Agora vire-se para leste, onde três estrelas brilhantes dominam o céu de verão: Vega, Deneb e Altair. Juntos eles formam o Triângulo de verãoprovavelmente o melhor marco para iniciantes no céu de verão do Hemisfério Norte. Vega é o ponto de partida mais fácil porque é muito brilhante e mais alto no céu. Deneb está sentado abaixo e Altair parece mais baixo. Depois de identificar essas três estrelas de forma consistente, você desbloqueará uma enorme quantidade de céu de verão. Reconhecer o Triângulo do Verão proporciona orientação, confiança e um mapa mental.
Sob céus rurais mais escuros, você também pode começar a notar o Via Láctea estendendo-se atrás de Deneb e Altair no final da noite. Se você não consegue vê-lo, precisa ficar do lado de fora um pouco mais (leva 20 minutos longe de qualquer luz – principalmente da luz branca de um smartphone – para vê-lo corretamente) ou então as condições do céu são ruins (o que pode incluir poluição luminosa).
Mas mesmo nas cidades, os padrões vastos e brilhantes do céu noturno de verão permanecem visíveis. Aprenda um novo asterismo ou constelação em cada sessão – como o contorno tênue de constelações como Virgem, Ophiuchus, Hércules e Corona Borealis – e repita o processo durante sua próxima sessão de observação de estrelas.

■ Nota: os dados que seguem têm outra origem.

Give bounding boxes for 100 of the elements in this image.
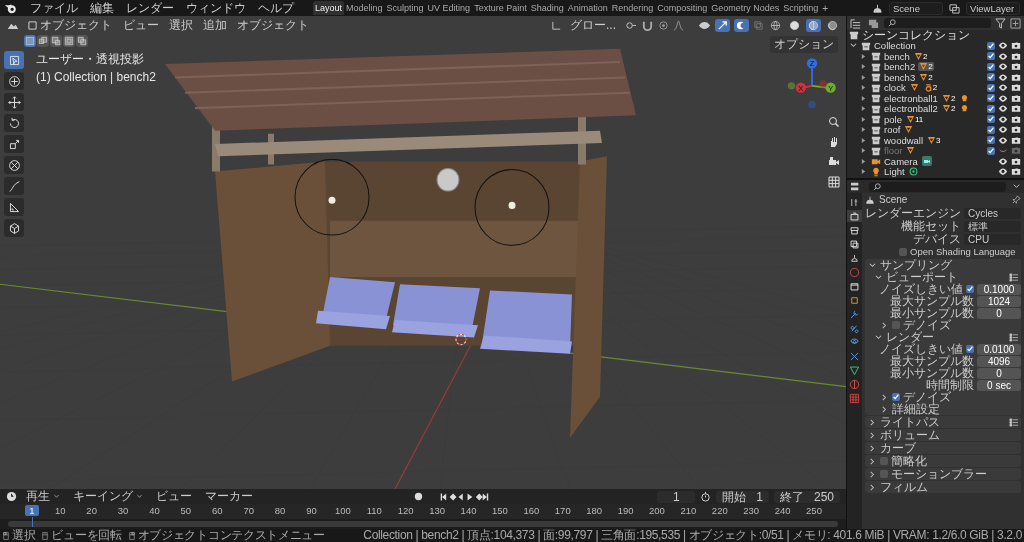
menu-item[interactable]: 選択: [166, 16, 196, 34]
shading-mode-button[interactable]: [768, 18, 783, 32]
camera-render-icon[interactable]: [1011, 125, 1021, 135]
chevron-right-icon[interactable]: [869, 418, 876, 426]
panel-header[interactable]: サンプリング: [865, 259, 1021, 271]
data-icon-badge[interactable]: 2: [940, 93, 957, 103]
outliner-item[interactable]: pole: [884, 113, 902, 125]
data-icon-badge[interactable]: [905, 146, 917, 156]
data-icon-badge[interactable]: 3: [926, 135, 942, 145]
outliner-item[interactable]: clock: [884, 82, 906, 94]
tool-button[interactable]: [4, 72, 24, 90]
panel-title[interactable]: サンプリング: [880, 259, 952, 271]
workspace-tab[interactable]: Texture Paint: [472, 1, 529, 15]
checkbox[interactable]: [987, 62, 995, 71]
panel-title[interactable]: レンダー: [886, 331, 934, 343]
chevron-right-icon[interactable]: [869, 457, 876, 465]
view-layer-field[interactable]: ViewLayer: [966, 1, 1020, 15]
workspace-tab[interactable]: Compositing: [655, 1, 710, 15]
chevron-right-icon[interactable]: [881, 321, 888, 329]
chevron-down-icon[interactable]: [869, 261, 876, 269]
eye-icon[interactable]: [998, 41, 1008, 51]
chevron-right-icon[interactable]: [869, 483, 876, 491]
eye-icon[interactable]: [998, 51, 1008, 61]
menu-item[interactable]: マーカー: [201, 488, 257, 505]
checkbox[interactable]: [966, 285, 974, 293]
workspace-tab[interactable]: Layout: [313, 1, 345, 15]
outliner-item[interactable]: Camera: [884, 155, 918, 167]
record-icon[interactable]: [412, 491, 424, 502]
scene-icon[interactable]: [872, 2, 883, 14]
menu-item[interactable]: ファイル: [27, 0, 81, 17]
tool-button[interactable]: [4, 114, 24, 132]
camera-render-icon[interactable]: [1011, 41, 1021, 51]
outliner-item[interactable]: roof: [884, 124, 901, 136]
camera-render-icon[interactable]: [1011, 62, 1021, 72]
search-field[interactable]: [869, 181, 1006, 192]
number-field[interactable]: 0.0100: [977, 343, 1021, 355]
checkbox[interactable]: [987, 125, 995, 134]
tool-button[interactable]: [4, 51, 24, 69]
menu-item[interactable]: 編集: [87, 0, 117, 17]
data-icon-badge[interactable]: 2: [918, 72, 934, 82]
new-collection-icon[interactable]: [1010, 17, 1021, 29]
falloff-curve-icon[interactable]: [673, 19, 684, 31]
outliner-item[interactable]: bench3: [884, 71, 916, 83]
filter-view-icon[interactable]: [867, 17, 880, 29]
camera-render-icon[interactable]: [1011, 156, 1021, 166]
data-icon-badge[interactable]: [920, 156, 933, 167]
outliner-item[interactable]: electronball1: [884, 92, 938, 104]
number-field[interactable]: 0: [977, 367, 1021, 379]
number-field[interactable]: 4096: [977, 355, 1021, 367]
checkbox[interactable]: [892, 393, 900, 401]
shading-mode-button[interactable]: [787, 18, 802, 32]
dropdown-field[interactable]: 標準: [964, 220, 1021, 232]
eye-icon[interactable]: [998, 72, 1008, 82]
view-layer-icon[interactable]: [949, 2, 960, 14]
panel-title[interactable]: 詳細設定: [892, 403, 940, 415]
outliner-item[interactable]: bench2: [884, 61, 916, 73]
panel-header[interactable]: 詳細設定: [877, 403, 1021, 415]
tool-button[interactable]: [4, 198, 24, 216]
camera-render-icon[interactable]: [1011, 104, 1021, 114]
timeline-scrollbar[interactable]: [8, 521, 838, 527]
clock-editor-icon[interactable]: [6, 491, 17, 502]
properties-tab[interactable]: [847, 224, 862, 236]
mode-dropdown[interactable]: オブジェクト: [24, 16, 116, 34]
number-field[interactable]: 0: [977, 307, 1021, 319]
chevron-right-icon[interactable]: [869, 470, 876, 478]
gizmo-toggle-icon[interactable]: [717, 19, 728, 31]
checkbox[interactable]: [966, 345, 974, 353]
camera-render-icon[interactable]: [1011, 93, 1021, 103]
zoom-icon[interactable]: [828, 116, 840, 128]
start-frame-value[interactable]: 1: [756, 490, 763, 503]
camera-render-icon[interactable]: [1011, 135, 1021, 145]
list-icon[interactable]: [1009, 332, 1018, 342]
tool-button[interactable]: [4, 93, 24, 111]
eye-icon[interactable]: [998, 83, 1008, 93]
hand-icon[interactable]: [828, 136, 840, 148]
chevron-right-icon[interactable]: [869, 431, 876, 439]
checkbox[interactable]: [987, 115, 995, 124]
chevron-down-icon[interactable]: [850, 42, 857, 50]
checkbox[interactable]: [899, 248, 907, 256]
menu-item[interactable]: ビュー: [120, 16, 162, 34]
list-icon[interactable]: [1009, 272, 1018, 282]
properties-tab[interactable]: [847, 210, 862, 222]
orientation-dropdown[interactable]: グロー...: [566, 16, 620, 34]
playhead-frame-label[interactable]: 1: [25, 505, 39, 516]
chevron-right-icon[interactable]: [881, 405, 888, 413]
data-icon-badge[interactable]: [903, 125, 915, 135]
camera-render-icon[interactable]: [1011, 72, 1021, 82]
workspace-tab[interactable]: Geometry Nodes: [709, 1, 782, 15]
properties-tab[interactable]: [847, 280, 862, 292]
data-icon-badge[interactable]: 2: [940, 104, 957, 114]
workspace-tab[interactable]: Animation: [565, 1, 610, 15]
eye-icon[interactable]: [998, 93, 1008, 103]
chevron-right-icon[interactable]: [869, 444, 876, 452]
checkbox[interactable]: [892, 321, 900, 329]
scene-name-field[interactable]: Scene: [889, 1, 943, 15]
menu-dropdown[interactable]: 再生: [22, 488, 64, 505]
visibility-icon[interactable]: [698, 19, 711, 31]
outliner-item[interactable]: Light: [884, 166, 905, 178]
dropdown-field[interactable]: CPU: [964, 233, 1021, 245]
proportional-editing-icon[interactable]: [658, 19, 669, 31]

Portanto, incline-se para o solstício desta semana, observe as estrelas de verdade e aumente sua confiança gradualmente enquanto a geometria da inclinação da Terra gira a seu favor.

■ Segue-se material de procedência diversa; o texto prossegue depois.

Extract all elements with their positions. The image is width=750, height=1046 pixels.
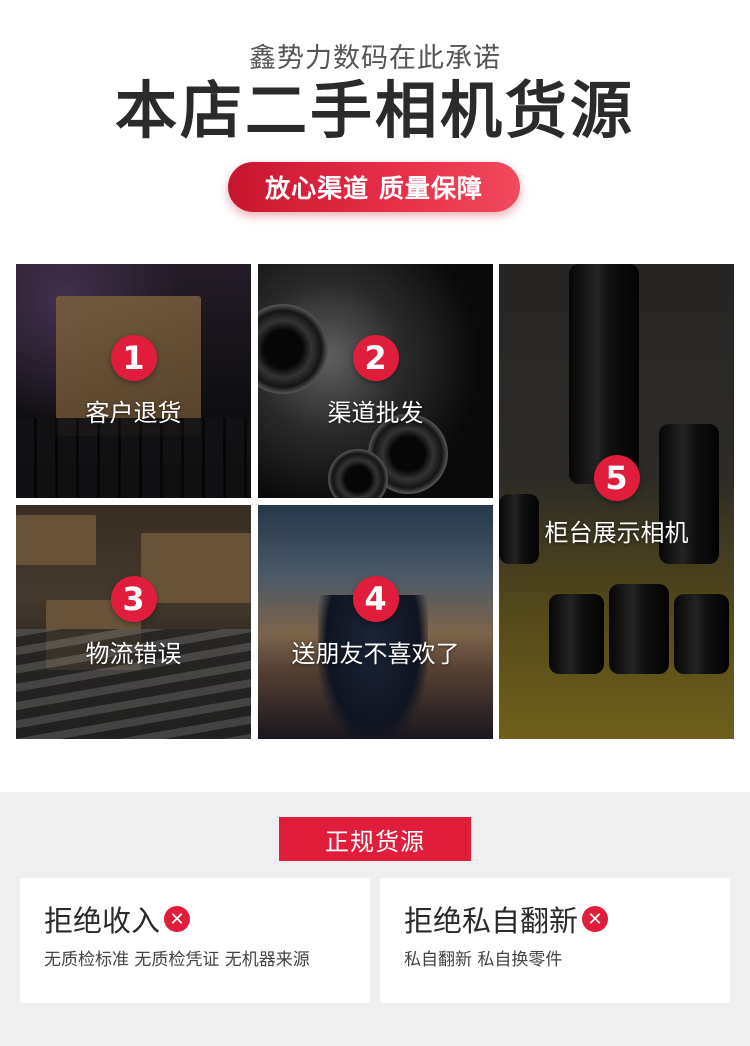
tile-number-badge: 5 <box>593 455 640 501</box>
card-description: 无质检标准 无质检凭证 无机器来源 <box>44 950 310 970</box>
tile-unwanted-gift: 4 送朋友不喜欢了 <box>258 505 493 739</box>
close-icon: ✕ <box>164 906 191 932</box>
card-reject-intake: 拒绝收入 ✕ 无质检标准 无质检凭证 无机器来源 <box>20 878 370 1003</box>
tile-number-badge: 3 <box>110 575 157 622</box>
card-reject-refurbish: 拒绝私自翻新 ✕ 私自翻新 私自换零件 <box>380 878 730 1003</box>
card-title-text: 拒绝收入 <box>44 904 161 938</box>
card-title: 拒绝私自翻新 ✕ <box>404 898 609 940</box>
tile-label: 物流错误 <box>85 639 182 668</box>
tile-customer-returns: 1 客户退货 <box>16 264 251 498</box>
tile-number-badge: 2 <box>352 334 399 381</box>
tile-overlay <box>16 264 251 498</box>
promise-pill: 放心渠道 质量保障 <box>228 162 520 212</box>
tile-overlay <box>258 264 493 498</box>
tile-label: 渠道批发 <box>327 398 424 427</box>
tile-overlay <box>258 505 493 739</box>
page-title: 本店二手相机货源 <box>114 74 635 147</box>
page: 鑫势力数码在此承诺 本店二手相机货源 放心渠道 质量保障 1 客户退货 2 渠道… <box>0 0 750 1046</box>
card-title: 拒绝收入 ✕ <box>44 898 191 940</box>
tile-channel-wholesale: 2 渠道批发 <box>258 264 493 498</box>
tile-display-cameras: 5 柜台展示相机 <box>499 264 734 739</box>
card-description: 私自翻新 私自换零件 <box>404 950 563 970</box>
card-title-text: 拒绝私自翻新 <box>404 904 579 938</box>
tile-logistics-error: 3 物流错误 <box>16 505 251 739</box>
tile-label: 柜台展示相机 <box>544 519 689 547</box>
genuine-source-badge: 正规货源 <box>279 817 471 861</box>
store-subtitle: 鑫势力数码在此承诺 <box>249 43 501 74</box>
tile-number-badge: 4 <box>352 575 399 622</box>
close-icon: ✕ <box>582 906 609 932</box>
tile-overlay <box>16 505 251 739</box>
tile-label: 送朋友不喜欢了 <box>291 639 460 668</box>
tile-overlay <box>499 264 734 739</box>
tile-number-badge: 1 <box>110 334 157 381</box>
tile-label: 客户退货 <box>85 398 182 427</box>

O solstício de junho chega esta semana, marcando os dias mais longos e as noites mais curtas do ano no Hemisfério Norte. A escuridão agora é escassa, com o crepúsculo prolongado prolongando-se até tarde da noite e retornando de manhã cedo, mas a lua está de volta ao céu noturno. Na sexta-feira, 19 de junho, uma lua crescente crescente com 29% de iluminação brilhará logo à esquerda de Réguloa estrela mais brilhante da constelação de Leão. No mesmo momento, Vênus passará pelo aglomerado Beehive. É este último que você não quer perder – é uma ocorrência rara. Na terça-feira, 23 de junho, uma lua minguante crescente com 70% de iluminação brilhará próximo a Spica.

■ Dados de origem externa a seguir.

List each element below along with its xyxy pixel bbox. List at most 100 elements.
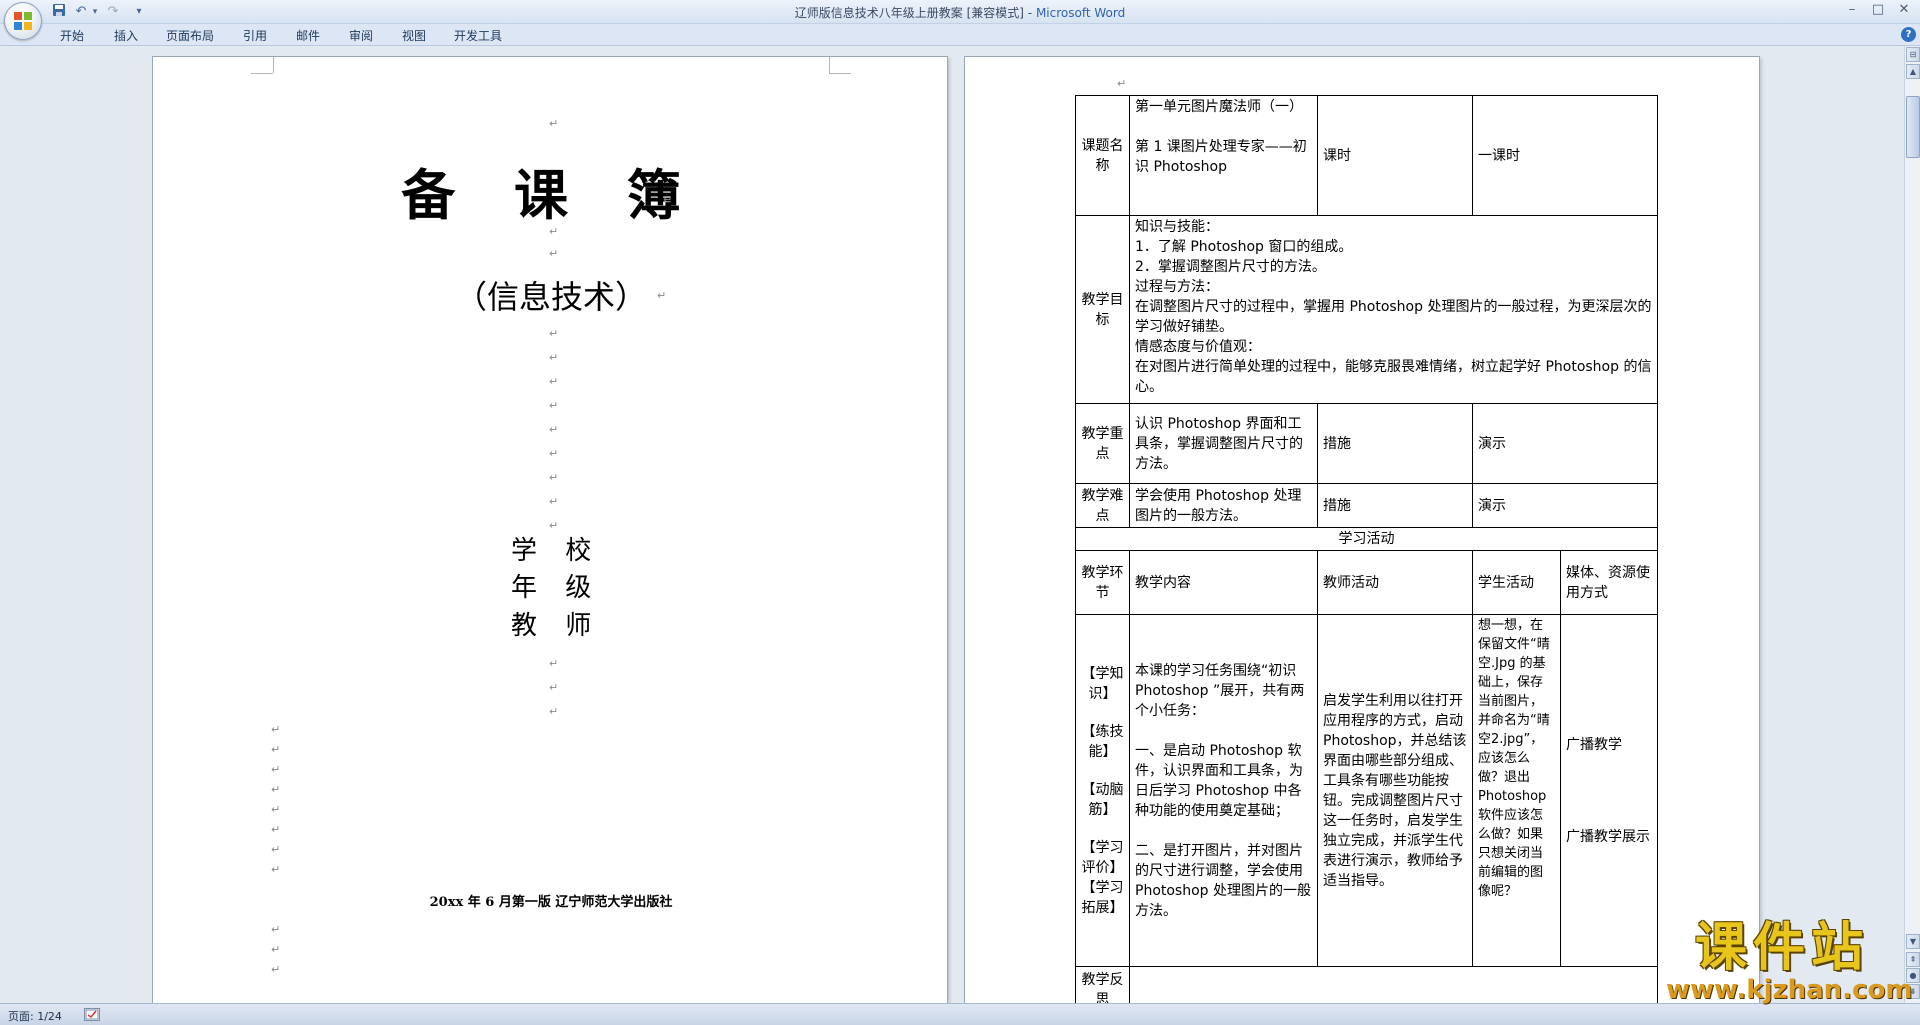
close-button[interactable]: ✕ (1892, 2, 1916, 19)
content-cell[interactable]: 本课的学习任务围绕“初识 Photoshop ”展开，共有两个小任务： 一、是启… (1129, 614, 1318, 967)
reflection-cell[interactable] (1128, 966, 1659, 1003)
paragraph-mark-icon: ↵ (549, 399, 559, 412)
crop-mark (273, 57, 274, 73)
paragraph-mark-icon: ↵ (271, 723, 281, 736)
paragraph-mark-icon: ↵ (271, 863, 281, 876)
page-cover[interactable]: ↵ 备 课 簿 ↵ ↵ ↵ （信息技术） ↵ ↵ ↵ ↵ ↵ ↵ ↵ ↵ ↵ ↵… (152, 56, 948, 1003)
tab-view[interactable]: 视图 (402, 27, 426, 44)
tab-home[interactable]: 开始 (60, 27, 84, 44)
topic-lesson: 第 1 课图片处理专家——初识 Photoshop (1135, 139, 1307, 175)
topic-label: 课题名称 (1075, 95, 1130, 216)
col-teacher: 教师活动 (1317, 550, 1473, 615)
difficulty-value[interactable]: 学会使用 Photoshop 处理图片的一般方法。 (1129, 483, 1318, 528)
paragraph-mark-icon: ↵ (549, 247, 559, 260)
scroll-up-icon[interactable]: ▲ (1906, 64, 1920, 79)
stage-item: 【学习拓展】 (1081, 879, 1124, 916)
keypoint-label: 教学重点 (1075, 403, 1130, 484)
watermark-url: www.kjzhan.com (1666, 975, 1913, 1005)
objectives-line: 知识与技能： (1135, 219, 1219, 235)
reflection-label: 教学反思 (1075, 966, 1130, 1003)
title-separator: - (1023, 6, 1036, 20)
stage-item: 【学习评价】 (1081, 839, 1124, 876)
paragraph-mark-icon: ↵ (271, 943, 281, 956)
media-item: 广播教学 (1566, 736, 1622, 753)
watermark-logo: 课件站 www.kjzhan.com (1666, 920, 1913, 1005)
content-paragraph: 一、是启动 Photoshop 软件，认识界面和工具条，为日后学习 Photos… (1135, 742, 1303, 819)
title-bar: ↶ ▾ ↷ ▾ 辽师版信息技术八年级上册教案 [兼容模式] - Microsof… (0, 0, 1920, 40)
paragraph-mark-icon: ↵ (549, 375, 559, 388)
paragraph-mark-icon: ↵ (271, 923, 281, 936)
keypoint-measure-label: 措施 (1317, 403, 1473, 484)
paragraph-mark-icon: ↵ (549, 681, 559, 694)
status-bar: 页面: 1/24 (0, 1003, 1920, 1025)
hours-value: 一课时 (1471, 95, 1659, 216)
col-media: 媒体、资源使用方式 (1559, 550, 1659, 615)
paragraph-mark-icon: ↵ (271, 763, 281, 776)
cover-title: 备 课 簿 (401, 163, 701, 227)
scroll-down-icon[interactable]: ▼ (1906, 934, 1920, 949)
tab-page-layout[interactable]: 页面布局 (166, 27, 214, 44)
crop-mark (251, 73, 273, 74)
tab-developer[interactable]: 开发工具 (454, 27, 502, 44)
tab-review[interactable]: 审阅 (349, 27, 373, 44)
objectives-line: 在对图片进行简单处理的过程中，能够克服畏难情绪，树立起学好 Photoshop … (1135, 359, 1652, 395)
paragraph-mark-icon: ↵ (657, 289, 667, 302)
hours-label: 课时 (1317, 95, 1473, 216)
paragraph-mark-icon: ↵ (549, 351, 559, 364)
objectives-cell[interactable]: 知识与技能： 1．了解 Photoshop 窗口的组成。 2．掌握调整图片尺寸的… (1128, 215, 1659, 404)
keypoint-value[interactable]: 认识 Photoshop 界面和工具条，掌握调整图片尺寸的方法。 (1129, 403, 1318, 484)
paragraph-mark-icon: ↵ (549, 495, 559, 508)
tab-insert[interactable]: 插入 (114, 27, 138, 44)
paragraph-mark-icon: ↵ (549, 657, 559, 670)
page-indicator[interactable]: 页面: 1/24 (8, 1008, 62, 1024)
media-cell[interactable]: 广播教学 广播教学展示 (1559, 614, 1659, 967)
paragraph-mark-icon: ↵ (549, 471, 559, 484)
content-paragraph: 二、是打开图片，并对图片的尺寸进行调整，学会使用 Photoshop 处理图片的… (1135, 842, 1312, 919)
keypoint-measure-value: 演示 (1471, 403, 1659, 484)
stage-item: 【练技能】 (1081, 723, 1124, 760)
cover-field-school: 学 校 (511, 536, 602, 566)
scrollbar-thumb[interactable] (1906, 96, 1920, 158)
page-lesson-plan[interactable]: ↵ 课题名称 第一单元图片魔法师（一） 第 1 课图片处理专家——初识 Phot… (964, 56, 1760, 1003)
topic-unit: 第一单元图片魔法师（一） (1135, 99, 1303, 115)
proofing-icon[interactable] (84, 1008, 100, 1021)
office-logo-icon (14, 12, 33, 31)
window-title: 辽师版信息技术八年级上册教案 [兼容模式] - Microsoft Word (0, 4, 1920, 21)
vertical-scrollbar[interactable]: ⊟ ▲ ▼ ⇞ ● ⇟ (1904, 46, 1920, 1003)
difficulty-measure-value: 演示 (1471, 483, 1659, 528)
objectives-line: 2．掌握调整图片尺寸的方法。 (1135, 259, 1326, 275)
office-button[interactable] (4, 2, 42, 40)
student-activity[interactable]: 想一想，在保留文件“晴空.Jpg 的基础上，保存当前图片，并命名为“晴空2.jp… (1472, 614, 1561, 967)
objectives-line: 情感态度与价值观： (1135, 339, 1261, 355)
stage-item: 【学知识】 (1081, 665, 1124, 702)
help-icon[interactable]: ? (1901, 27, 1916, 42)
paragraph-mark-icon: ↵ (1117, 77, 1127, 90)
tab-mailings[interactable]: 邮件 (296, 27, 320, 44)
maximize-button[interactable]: □ (1866, 2, 1890, 19)
objectives-line: 1．了解 Photoshop 窗口的组成。 (1135, 239, 1353, 255)
document-area[interactable]: ↵ 备 课 簿 ↵ ↵ ↵ （信息技术） ↵ ↵ ↵ ↵ ↵ ↵ ↵ ↵ ↵ ↵… (0, 46, 1904, 1003)
topic-cell[interactable]: 第一单元图片魔法师（一） 第 1 课图片处理专家——初识 Photoshop (1129, 95, 1318, 216)
paragraph-mark-icon: ↵ (549, 423, 559, 436)
activities-header: 学习活动 (1074, 527, 1659, 551)
col-student: 学生活动 (1472, 550, 1561, 615)
crop-mark (829, 57, 830, 73)
col-stage: 教学环节 (1075, 550, 1130, 615)
paragraph-mark-icon: ↵ (271, 823, 281, 836)
paragraph-mark-icon: ↵ (549, 447, 559, 460)
ruler-toggle-icon[interactable]: ⊟ (1906, 47, 1920, 62)
minimize-button[interactable]: – (1840, 2, 1864, 19)
paragraph-mark-icon: ↵ (271, 803, 281, 816)
difficulty-label: 教学难点 (1075, 483, 1130, 528)
previous-page-icon[interactable]: ⇞ (1906, 952, 1920, 967)
objectives-line: 过程与方法： (1135, 279, 1219, 295)
paragraph-mark-icon: ↵ (271, 963, 281, 976)
paragraph-mark-icon: ↵ (549, 225, 559, 238)
teacher-activity[interactable]: 启发学生利用以往打开应用程序的方式，启动 Photoshop，并总结该界面由哪些… (1317, 614, 1473, 967)
paragraph-mark-icon: ↵ (663, 193, 673, 206)
tab-references[interactable]: 引用 (243, 27, 267, 44)
objectives-line: 在调整图片尺寸的过程中，掌握用 Photoshop 处理图片的一般过程，为更深层… (1135, 299, 1652, 335)
cover-field-grade: 年 级 (511, 573, 602, 603)
lesson-plan-table[interactable]: 课题名称 第一单元图片魔法师（一） 第 1 课图片处理专家——初识 Photos… (1074, 95, 1659, 1003)
col-content: 教学内容 (1129, 550, 1318, 615)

É um cisne? É uma cruz cristã? Dependendo de como você olha para o constelação de Cisne, pode ser qualquer um dos dois, mas seu nome oficial está relacionado ao pássaro de pescoço comprido em vôo. Posicionada ao longo da Via Láctea, a sua estrela mais óbvia é Deneb — uma das estrelas âncora do Triângulo do Verão — que marca o corpo do cisne ou o topo da cruz.
Mesmo em céus nada perfeitos, a forma de Cygnus é clara e, em condições mais escuras, fica dentro de um denso campo estelar que sugere a estrutura da Via Láctea.